Setelah pidato Frances, kita bisa menduga bahwa inclusion rider akan menjadi trend baru di Hollywood, sudah ada dua artis yang tercatat mendukung gerakan ini yaitu Brie Larson melalui cuitan di Twitternya dan Michael B. Jordan yang menyatakan bahwa rumah produksinya, Outlier Company, akan segera mengadaptasi konsep ini.
Bila di Amerika Serikat baru mulai familiar dengan konsep ini, mungkin kita di Indonesia butuh 200 tahun lagi. Padahal situasinya tidak terlalu berbeda menurut saya. Film Indonesia termasuk sinetron dan komedi situasi masih terlalu didominasi oleh etnis tertentu. Kompasianer pasti merasa juga, film Indonesia didominasi tokoh berlogat Betawi dan Jawa, bila ada variasi mungkin logat Batak atau Ambon, berapa banyak film dengan tokoh berlogat Makasar, Manado, Banjar, Nusa Tenggara, Hokkian, Melayu?

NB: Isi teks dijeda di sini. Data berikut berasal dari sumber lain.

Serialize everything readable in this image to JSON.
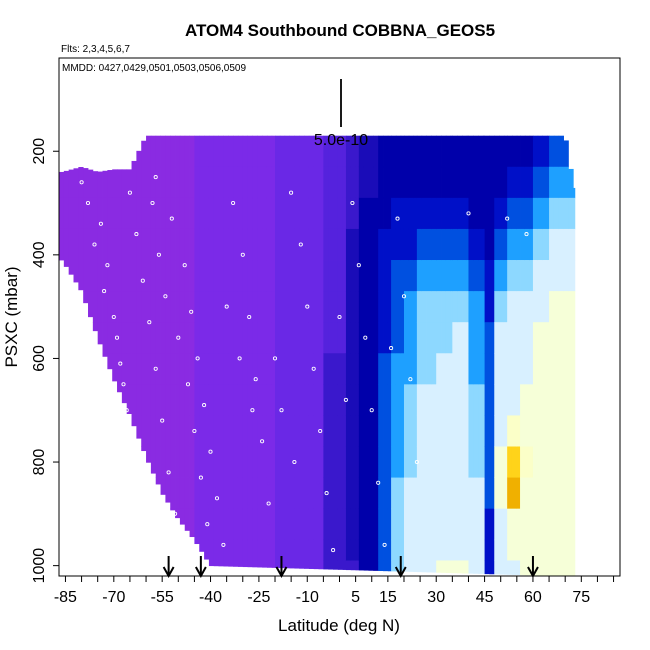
{
  "chart_data": {
    "type": "heatmap",
    "title": "ATOM4 Southbound COBBNA_GEOS5",
    "flights_note": "Flts: 2,3,4,5,6,7",
    "dates_note": "MMDD: 0427,0429,0501,0503,0506,0509",
    "xlabel": "Latitude (deg N)",
    "ylabel": "PSXC (mbar)",
    "xlim": [
      -87,
      87
    ],
    "ylim": [
      1020,
      20
    ],
    "x_ticks": [
      -85,
      -80,
      -75,
      -70,
      -65,
      -60,
      -55,
      -50,
      -45,
      -40,
      -35,
      -30,
      -25,
      -20,
      -15,
      -10,
      -5,
      0,
      5,
      10,
      15,
      20,
      25,
      30,
      35,
      40,
      45,
      50,
      55,
      60,
      65,
      70,
      75,
      80,
      85
    ],
    "x_tick_labels": [
      "-85",
      "-70",
      "-55",
      "-40",
      "-25",
      "-10",
      "5",
      "15",
      "30",
      "45",
      "60",
      "75"
    ],
    "x_tick_label_values": [
      -85,
      -70,
      -55,
      -40,
      -25,
      -10,
      5,
      15,
      30,
      45,
      60,
      75
    ],
    "y_ticks": [
      200,
      400,
      600,
      800,
      1000
    ],
    "y_tick_labels": [
      "200",
      "400",
      "600",
      "800",
      "1000"
    ],
    "scale_bar_label": "5.0e-10",
    "scale_bar_value": 5e-10,
    "grid": false,
    "legend": "none",
    "colormap": [
      "#8a2be2",
      "#7b2ae8",
      "#6a28e6",
      "#5522dd",
      "#3a18cc",
      "#1a0cb8",
      "#0000aa",
      "#0010c8",
      "#0050e0",
      "#1ea0ff",
      "#8dd8ff",
      "#d8f0ff",
      "#f6ffd8",
      "#fbffc8",
      "#ffd31a",
      "#f0b000"
    ],
    "profile_arrows_lat": [
      -53,
      -43,
      -18,
      19,
      60
    ],
    "data_coverage": [
      {
        "lat": -86,
        "p_top": 240,
        "p_bottom": 410
      },
      {
        "lat": -80,
        "p_top": 230,
        "p_bottom": 470
      },
      {
        "lat": -75,
        "p_top": 240,
        "p_bottom": 560
      },
      {
        "lat": -70,
        "p_top": 235,
        "p_bottom": 640
      },
      {
        "lat": -65,
        "p_top": 235,
        "p_bottom": 710
      },
      {
        "lat": -60,
        "p_top": 170,
        "p_bottom": 790
      },
      {
        "lat": -55,
        "p_top": 170,
        "p_bottom": 860
      },
      {
        "lat": -50,
        "p_top": 170,
        "p_bottom": 910
      },
      {
        "lat": -45,
        "p_top": 170,
        "p_bottom": 950
      },
      {
        "lat": -40,
        "p_top": 170,
        "p_bottom": 1000
      },
      {
        "lat": 70,
        "p_top": 170,
        "p_bottom": 1020
      },
      {
        "lat": 73,
        "p_top": 280,
        "p_bottom": 1020
      }
    ],
    "field_columns": [
      {
        "lat_start": -87,
        "lat_end": -45,
        "values": [
          0,
          0,
          0,
          0,
          0,
          0,
          0,
          0,
          0,
          0,
          0,
          0,
          0,
          0,
          0,
          0
        ]
      },
      {
        "lat_start": -45,
        "lat_end": -20,
        "values": [
          1,
          1,
          1,
          1,
          1,
          1,
          1,
          1,
          1,
          1,
          1,
          1,
          1,
          1,
          1,
          1
        ]
      },
      {
        "lat_start": -20,
        "lat_end": -5,
        "values": [
          2,
          2,
          2,
          2,
          2,
          2,
          2,
          2,
          2,
          2,
          2,
          2,
          2,
          2,
          2,
          2
        ]
      },
      {
        "lat_start": -5,
        "lat_end": 2,
        "values": [
          3,
          3,
          3,
          3,
          3,
          3,
          3,
          4,
          4,
          4,
          4,
          4,
          4,
          4,
          4,
          4
        ]
      },
      {
        "lat_start": 2,
        "lat_end": 6,
        "values": [
          4,
          4,
          4,
          5,
          5,
          5,
          5,
          5,
          5,
          5,
          5,
          5,
          5,
          5,
          4,
          4
        ]
      },
      {
        "lat_start": 6,
        "lat_end": 12,
        "values": [
          5,
          5,
          6,
          6,
          6,
          6,
          6,
          6,
          6,
          6,
          6,
          6,
          6,
          6,
          6,
          6
        ]
      },
      {
        "lat_start": 12,
        "lat_end": 16,
        "values": [
          6,
          6,
          6,
          7,
          7,
          7,
          7,
          8,
          8,
          8,
          8,
          8,
          8,
          8,
          8,
          8
        ]
      },
      {
        "lat_start": 16,
        "lat_end": 20,
        "values": [
          6,
          6,
          7,
          7,
          8,
          8,
          8,
          9,
          9,
          9,
          9,
          10,
          10,
          10,
          10,
          10
        ]
      },
      {
        "lat_start": 20,
        "lat_end": 24,
        "values": [
          6,
          6,
          7,
          7,
          8,
          9,
          9,
          9,
          10,
          10,
          10,
          11,
          11,
          11,
          11,
          11
        ]
      },
      {
        "lat_start": 24,
        "lat_end": 30,
        "values": [
          6,
          6,
          7,
          8,
          9,
          10,
          10,
          10,
          11,
          11,
          11,
          11,
          11,
          11,
          11,
          11
        ]
      },
      {
        "lat_start": 30,
        "lat_end": 35,
        "values": [
          6,
          6,
          7,
          8,
          9,
          10,
          10,
          11,
          11,
          11,
          11,
          11,
          11,
          11,
          12,
          12
        ]
      },
      {
        "lat_start": 35,
        "lat_end": 40,
        "values": [
          6,
          6,
          7,
          8,
          9,
          10,
          11,
          11,
          11,
          11,
          11,
          11,
          11,
          11,
          12,
          12
        ]
      },
      {
        "lat_start": 40,
        "lat_end": 45,
        "values": [
          6,
          6,
          6,
          7,
          8,
          9,
          9,
          9,
          10,
          10,
          10,
          11,
          11,
          11,
          11,
          11
        ]
      },
      {
        "lat_start": 45,
        "lat_end": 48,
        "values": [
          6,
          6,
          6,
          6,
          7,
          7,
          8,
          8,
          8,
          8,
          8,
          8,
          7,
          7,
          7,
          7
        ]
      },
      {
        "lat_start": 48,
        "lat_end": 52,
        "values": [
          6,
          6,
          7,
          8,
          9,
          10,
          11,
          11,
          11,
          11,
          12,
          12,
          11,
          11,
          11,
          11
        ]
      },
      {
        "lat_start": 52,
        "lat_end": 56,
        "values": [
          6,
          7,
          8,
          9,
          10,
          11,
          11,
          11,
          11,
          13,
          14,
          15,
          12,
          12,
          11,
          11
        ]
      },
      {
        "lat_start": 56,
        "lat_end": 60,
        "values": [
          6,
          7,
          8,
          9,
          10,
          11,
          11,
          11,
          12,
          12,
          13,
          12,
          12,
          12,
          12,
          12
        ]
      },
      {
        "lat_start": 60,
        "lat_end": 65,
        "values": [
          7,
          8,
          9,
          10,
          11,
          11,
          12,
          12,
          12,
          12,
          12,
          12,
          12,
          12,
          12,
          12
        ]
      },
      {
        "lat_start": 65,
        "lat_end": 73,
        "values": [
          8,
          9,
          10,
          11,
          11,
          12,
          12,
          12,
          12,
          12,
          12,
          12,
          12,
          12,
          12,
          12
        ]
      }
    ],
    "field_levels_mbar": [
      170,
      230,
      290,
      350,
      410,
      470,
      530,
      590,
      650,
      710,
      770,
      830,
      890,
      950,
      990,
      1020
    ],
    "observations": [
      {
        "lat": -78,
        "p": 300
      },
      {
        "lat": -74,
        "p": 340
      },
      {
        "lat": -72,
        "p": 420
      },
      {
        "lat": -70,
        "p": 520
      },
      {
        "lat": -68,
        "p": 610
      },
      {
        "lat": -66,
        "p": 700
      },
      {
        "lat": -64,
        "p": 780
      },
      {
        "lat": -62,
        "p": 860
      },
      {
        "lat": -60,
        "p": 940
      },
      {
        "lat": -65,
        "p": 280
      },
      {
        "lat": -63,
        "p": 360
      },
      {
        "lat": -61,
        "p": 450
      },
      {
        "lat": -59,
        "p": 530
      },
      {
        "lat": -57,
        "p": 620
      },
      {
        "lat": -55,
        "p": 720
      },
      {
        "lat": -53,
        "p": 820
      },
      {
        "lat": -51,
        "p": 900
      },
      {
        "lat": -49,
        "p": 980
      },
      {
        "lat": -57,
        "p": 250
      },
      {
        "lat": -52,
        "p": 330
      },
      {
        "lat": -48,
        "p": 420
      },
      {
        "lat": -46,
        "p": 510
      },
      {
        "lat": -44,
        "p": 600
      },
      {
        "lat": -42,
        "p": 690
      },
      {
        "lat": -40,
        "p": 780
      },
      {
        "lat": -38,
        "p": 870
      },
      {
        "lat": -36,
        "p": 960
      },
      {
        "lat": -33,
        "p": 300
      },
      {
        "lat": -30,
        "p": 400
      },
      {
        "lat": -28,
        "p": 520
      },
      {
        "lat": -26,
        "p": 640
      },
      {
        "lat": -24,
        "p": 760
      },
      {
        "lat": -22,
        "p": 880
      },
      {
        "lat": -15,
        "p": 280
      },
      {
        "lat": -12,
        "p": 380
      },
      {
        "lat": -10,
        "p": 500
      },
      {
        "lat": -8,
        "p": 620
      },
      {
        "lat": -6,
        "p": 740
      },
      {
        "lat": -4,
        "p": 860
      },
      {
        "lat": -2,
        "p": 970
      },
      {
        "lat": 4,
        "p": 300
      },
      {
        "lat": 6,
        "p": 420
      },
      {
        "lat": 8,
        "p": 560
      },
      {
        "lat": 10,
        "p": 700
      },
      {
        "lat": 12,
        "p": 840
      },
      {
        "lat": 14,
        "p": 960
      },
      {
        "lat": 18,
        "p": 330
      },
      {
        "lat": 20,
        "p": 480
      },
      {
        "lat": 22,
        "p": 640
      },
      {
        "lat": 24,
        "p": 800
      },
      {
        "lat": 40,
        "p": 320
      },
      {
        "lat": 52,
        "p": 330
      },
      {
        "lat": 58,
        "p": 360
      },
      {
        "lat": -80,
        "p": 260
      },
      {
        "lat": -76,
        "p": 380
      },
      {
        "lat": -73,
        "p": 470
      },
      {
        "lat": -69,
        "p": 560
      },
      {
        "lat": -67,
        "p": 650
      },
      {
        "lat": -64,
        "p": 740
      },
      {
        "lat": -58,
        "p": 300
      },
      {
        "lat": -56,
        "p": 400
      },
      {
        "lat": -54,
        "p": 480
      },
      {
        "lat": -50,
        "p": 560
      },
      {
        "lat": -47,
        "p": 650
      },
      {
        "lat": -45,
        "p": 740
      },
      {
        "lat": -43,
        "p": 830
      },
      {
        "lat": -41,
        "p": 920
      },
      {
        "lat": -35,
        "p": 500
      },
      {
        "lat": -31,
        "p": 600
      },
      {
        "lat": -27,
        "p": 700
      },
      {
        "lat": -20,
        "p": 600
      },
      {
        "lat": -18,
        "p": 700
      },
      {
        "lat": -14,
        "p": 800
      },
      {
        "lat": 0,
        "p": 520
      },
      {
        "lat": 2,
        "p": 680
      },
      {
        "lat": 16,
        "p": 580
      }
    ]
  }
}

Representasi tokoh dengan etnis tertentu juga selalu digandengkan dengan stereotip yang tidak pantas menurut saya. Tokoh etnis Jawa pasti digambarkan lambat dan tidak tegas, etnis Betawi digambarkan kasar dan blak-blakan, etnis Batak pasti suka marah-marah, etnis Ambon pasti sering tidak nyambung bila diajak bicara kemudian jadi bahan tertawaan penonton, dll.
Soal agama juga, tokoh utama perempuan berhijab selalu lemah lembut dan tidak pendendam, kapan ada tokoh beragama lain? Belum lagi soal penampilan dan status sosial, anak muda tajir melintir ditampilkan sombong dan bossy, yang perempuan dengan dandanan maksimal dan baju mahal, bangga dengan kekayaan yang bukan hasil kerjanya sendiri, Indonesia ini mayoritas warganya miskin, Bos! Warga miskin kemudian lebih banyak ditampilkan dalam reality show demi mengundang simpati padahal bisa jadi hanya eksploitasi kemiskinan demi rating.
Jika kita ingin negara kita bersatu di tengah sekian banyak perbedaan, tentunya bukan dengan cara mengkotak-kotakkan etnis atau golongan tertentu sesuai dengan pengetahuan sutradara atau penulis naskah yang mungkin belum pernah menjelajahi Indonesia sehingga wawasannya tentang keragaman Indonesia hanya didapat dari buku pelajaran saat dia sekolah di zaman Orde Baru. Atau malah disesuaikan dengan preferensi penonton sekali lagi demi rating, penonton yang seharusnya dididik oleh tayangan di televisi malah jadi pengatur kemudi.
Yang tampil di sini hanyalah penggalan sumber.